Last week we talked about Why you wouldn’t just eat an egg?, instead of a processed bowl of cereal full of sugar and GMO ingredients. I mentioned that we eat custard for breakfast or snacks and a few people requested recipes. The custard we eat is a bit different than what you may be used to since I make mine barely sweetened (it is breakfast after all). Most people view custard as a sweet treat, but it can be made very nourishing with a few tweaks. It is the ultimate simple nourishing breakfast, if made with eggs, milk, spices and the tiniest bit of natural sweetener. If your family members are sweet lovers, you can always give them an extra spoonful of maple syrup on top of the custard, but really do try to wean them off eating sweets for breakfast, even of the natural kind. If you simply like things sweeter, double the amount of maple syrup or honey in the recipe below.

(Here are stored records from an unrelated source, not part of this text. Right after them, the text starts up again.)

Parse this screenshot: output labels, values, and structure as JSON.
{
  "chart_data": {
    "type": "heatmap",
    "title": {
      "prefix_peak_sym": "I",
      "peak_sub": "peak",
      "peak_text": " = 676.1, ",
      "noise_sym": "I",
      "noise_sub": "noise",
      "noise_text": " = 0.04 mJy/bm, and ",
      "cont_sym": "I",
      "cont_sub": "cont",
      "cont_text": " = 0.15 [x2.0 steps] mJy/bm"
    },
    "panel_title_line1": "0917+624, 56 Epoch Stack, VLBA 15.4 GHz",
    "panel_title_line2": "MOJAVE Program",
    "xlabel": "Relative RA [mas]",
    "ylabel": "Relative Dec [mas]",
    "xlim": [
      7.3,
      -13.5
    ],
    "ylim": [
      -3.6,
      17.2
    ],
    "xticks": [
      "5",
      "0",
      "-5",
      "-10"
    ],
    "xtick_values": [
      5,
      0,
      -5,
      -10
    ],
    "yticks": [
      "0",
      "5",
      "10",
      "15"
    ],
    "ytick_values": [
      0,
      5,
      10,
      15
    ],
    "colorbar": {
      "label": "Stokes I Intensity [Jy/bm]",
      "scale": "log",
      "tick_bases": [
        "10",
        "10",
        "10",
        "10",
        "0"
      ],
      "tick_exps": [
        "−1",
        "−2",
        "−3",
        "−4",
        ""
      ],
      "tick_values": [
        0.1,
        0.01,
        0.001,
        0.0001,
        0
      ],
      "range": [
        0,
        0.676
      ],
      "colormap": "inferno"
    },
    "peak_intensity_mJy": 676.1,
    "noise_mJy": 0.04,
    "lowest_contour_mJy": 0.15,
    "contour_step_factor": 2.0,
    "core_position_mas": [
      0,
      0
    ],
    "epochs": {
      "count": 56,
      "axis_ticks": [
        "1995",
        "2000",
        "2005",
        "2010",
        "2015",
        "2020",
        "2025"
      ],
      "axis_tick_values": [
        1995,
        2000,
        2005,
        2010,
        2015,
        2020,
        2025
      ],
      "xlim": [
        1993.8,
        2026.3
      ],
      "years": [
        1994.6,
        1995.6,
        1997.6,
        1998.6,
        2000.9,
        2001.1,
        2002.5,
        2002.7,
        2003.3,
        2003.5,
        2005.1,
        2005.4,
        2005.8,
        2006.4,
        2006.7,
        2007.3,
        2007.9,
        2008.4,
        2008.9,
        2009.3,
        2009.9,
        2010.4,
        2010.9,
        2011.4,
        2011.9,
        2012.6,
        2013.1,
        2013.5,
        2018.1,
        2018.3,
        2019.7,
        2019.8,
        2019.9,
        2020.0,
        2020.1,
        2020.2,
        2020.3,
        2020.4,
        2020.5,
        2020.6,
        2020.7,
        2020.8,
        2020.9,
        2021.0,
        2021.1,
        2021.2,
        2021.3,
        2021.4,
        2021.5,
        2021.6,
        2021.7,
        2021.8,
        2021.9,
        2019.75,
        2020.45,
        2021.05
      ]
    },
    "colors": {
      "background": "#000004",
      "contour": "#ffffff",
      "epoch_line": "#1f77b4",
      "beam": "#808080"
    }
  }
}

Custard couldn’t be easier to make, it mixes up in a flash and then spends the majority of it’s time in the oven while you can do other things (like read blogs). I often mix mine up in the evening pulling it out of the oven right before bed to cool
There are a few different options for making this custard. If you want to make it super quick, simply whisk all ingredients together, pour in dish or cups and bake. If you want extra flavor and nutrition, steep milk with vanilla beans and true or sweet cinnamon sticks*.
BASIC NOURISHING CUSTARD
(recipe is easily halved, but believe me, you’ll be wishing you hadn’t)
6 eggs, from pastured chickens (or ducks which have larger yolks & make creamier custard)
1/4 cup organic maple syrup or local raw honey (double this for sweeter custard)
2 teaspoons organic vanilla or 2 vanilla beans**
4-6 sticks of true or sweet cinnamon*
5 cups whole raw milk
dash of salt
organic ground nutmeg or cinnamon for top if desired
Preheat oven to 325 F for dish or 350 for cups.
If you want extra healthful and flavorful custard, steep milk with vanilla beans and cinnamon sticks (see below for sourcing for these). Whisk eggs, maple syrup, and vanilla if using in bowl, stir in milk. Pour into a glass baking dish or six custard cups. Sprinkle top with nutmeg or cinnamon if desired. Set the baking dish(es) in a pan of hot water, as you can see by my photo, I use 6 small Pyrex Rectangular Glass Containers nested in a rectangular glass baking dish for large single servings. Bake large dish at 325 degrees for 1 hour; bake cups at 350 degrees for 40 to 45 minutes. Custard is done when a knife inserted off-center comes out clean. Serve warm or cold, add an extra drizzle of maple syrup if you want it sweeter.
You can also make this even more healthful by adding some pumpkin to make pumpkin custard. Essentially all you need to do is swap out half the milk for pureed pumpkin. What a wonderful way to get a serving of vegetables first thing in the morning.
What’s your favorite nourishing breakfast?
I can also be found at Chiot’s Run where I blog daily about gardening, cooking, local eating, beekeeping and more; I also blog at Eat Outside the Bag blogging about all things food & cooking. You can also find me at Your Day Magazine, Not Dabbling in Normal, and you can follow me on Twitter and on Facebook.
*true or sweet cinnamon is different than the regular cinnamon you buy at the store (unless you have access to a hispanic store), it’s much sweeter, less cloying, and blends so much more beautifully with sweet dishes like this one. You can buy organic true cinnamon from Mountain Rose Herbs for a great price, I always have a big bag on hand. Cinnamon is a healthy addition to your diet, containing lots of manganese, calcium and iron. It also contains trace minerals that help regulate blood sugar. Here’s some great info on the health benefits of cinnamon.
**Vanilla beans can be quite pricey in the grocery store, but if you buy in bulk from Saffron.com it’s very nicely priced. Vanilla is also a healthy addition to your diet adding a wide variety of minerals and vitamins, it’s a natural anti-depressant and it help you relax (good for nighttime beverages). Here’s a great article about the health benefits of vanilla. You can also rinse and dry vanilla beans after using them in this recipe and throw them in your sugar crock to impart flavor. Or add to a bottle of brandy, bourbon or vodka to make your own vanilla.